The compact deems any wager placed in Florida to be on Indian land, if it flows through a tribal server. Lawmakers also amended state law to allow online wagers off Indian land, if they flow through a tribal server. Taken together, those decisions mean that the tribe is acting within current state law by offering digital sports betting.
That said, lawmakers circumvented Amendment 3, according to WFA. Should WFA go back to state court, that amendment will surely play a key role.
When it comes to the federal questions, the DoJ wrote that the DoI had to allow the compact to become “deemed approved”. Haaland did not sign off on the compact.
Rather, she allowed 45 days to pass after it was submitted, at which point it became “deemed approved”. In that scenario, the DoJ wrote, the compact is in force, but “only to the extent that the compact is consistent with the provisions of IGRA”.
But IGRA only governs gaming on tribal land. The DoJ argues that the compact is “consistent” with IGRA. The “court likewise correctly determined that IGRA leaves fully intact the state’s ‘capacious’ regulatory power outside Indian territory”, wrote DoJ lawyers.
Did DoJ find loophole in Florida sports betting case?
Under IGRA, a gaming compact may also address issues “related” to other topics and “any other subjects that are directly related to the operation of gaming activities”. Digital sports betting could arguably be considered “related to the operation of gaming activities”.
And if a state is allowed “capacious” – which can mean extended or broad – power outside Indian Country, then the argument could be considered valid.
The DoJ cited the Michigan v Bay Mills Indian Community decision, writing: “If a state can authorise a tribe to conduct gaming operations on non-Indian lands under state law, the state can also authorise the tribe’s gaming activities that are related to gaming activities on Indian lands.”
With regard to UIGEA, the federal government wrote that the appeals court didn’t think there was a violation. Further, a UIGEA violation was never the issue as “the issue was whether or not the DoI should have approved” the compact. And on the subject of equal protection, the DoJ argues that WFA’s argument was based on “two flawed premises” making it irrelevant.

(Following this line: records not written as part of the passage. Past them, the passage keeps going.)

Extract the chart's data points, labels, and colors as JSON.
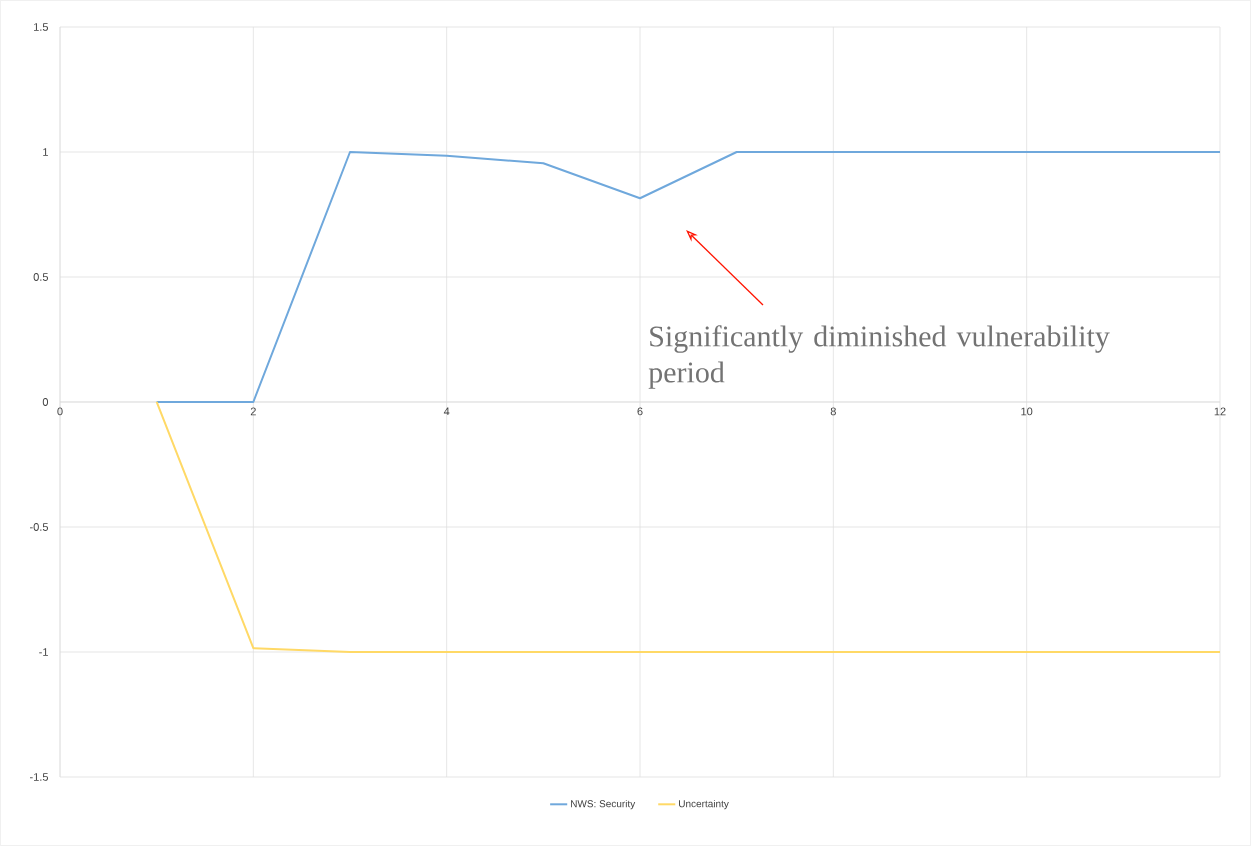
{
  "chart_data": {
    "type": "line",
    "x": [
      1,
      2,
      3,
      4,
      5,
      6,
      7,
      8,
      9,
      10,
      11,
      12
    ],
    "series": [
      {
        "name": "NWS: Security",
        "color": "#6fa8dc",
        "values": [
          0,
          0,
          1,
          0.985,
          0.955,
          0.815,
          1,
          1,
          1,
          1,
          1,
          1
        ]
      },
      {
        "name": "Uncertainty",
        "color": "#ffd966",
        "values": [
          0,
          -0.985,
          -1,
          -1,
          -1,
          -1,
          -1,
          -1,
          -1,
          -1,
          -1,
          -1
        ]
      }
    ],
    "xlim": [
      0,
      12
    ],
    "ylim": [
      -1.5,
      1.5
    ],
    "xticks": [
      0,
      2,
      4,
      6,
      8,
      10,
      12
    ],
    "yticks": [
      -1.5,
      -1,
      -0.5,
      0,
      0.5,
      1,
      1.5
    ],
    "grid": true,
    "legend": "bottom",
    "annotations": [
      "Significantly diminished vulnerability period"
    ]
  }
}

Another DoJ argument is the contention that the Supreme Court “sits as a court of review, not first view”. Because WFA wrote that its concerns were not previously addressed, justices need not consider them. The court’s “traditional rule .. precludes a grant of certiorari… when the ‘question presented was no pressed or passed upon below’”.
There is no timeline on which the Supreme Court must determine whether or not it will take the Florida sports betting case. Traditionally, the Supreme Court hears 100-150 cases per year of the more than 7,000 filed.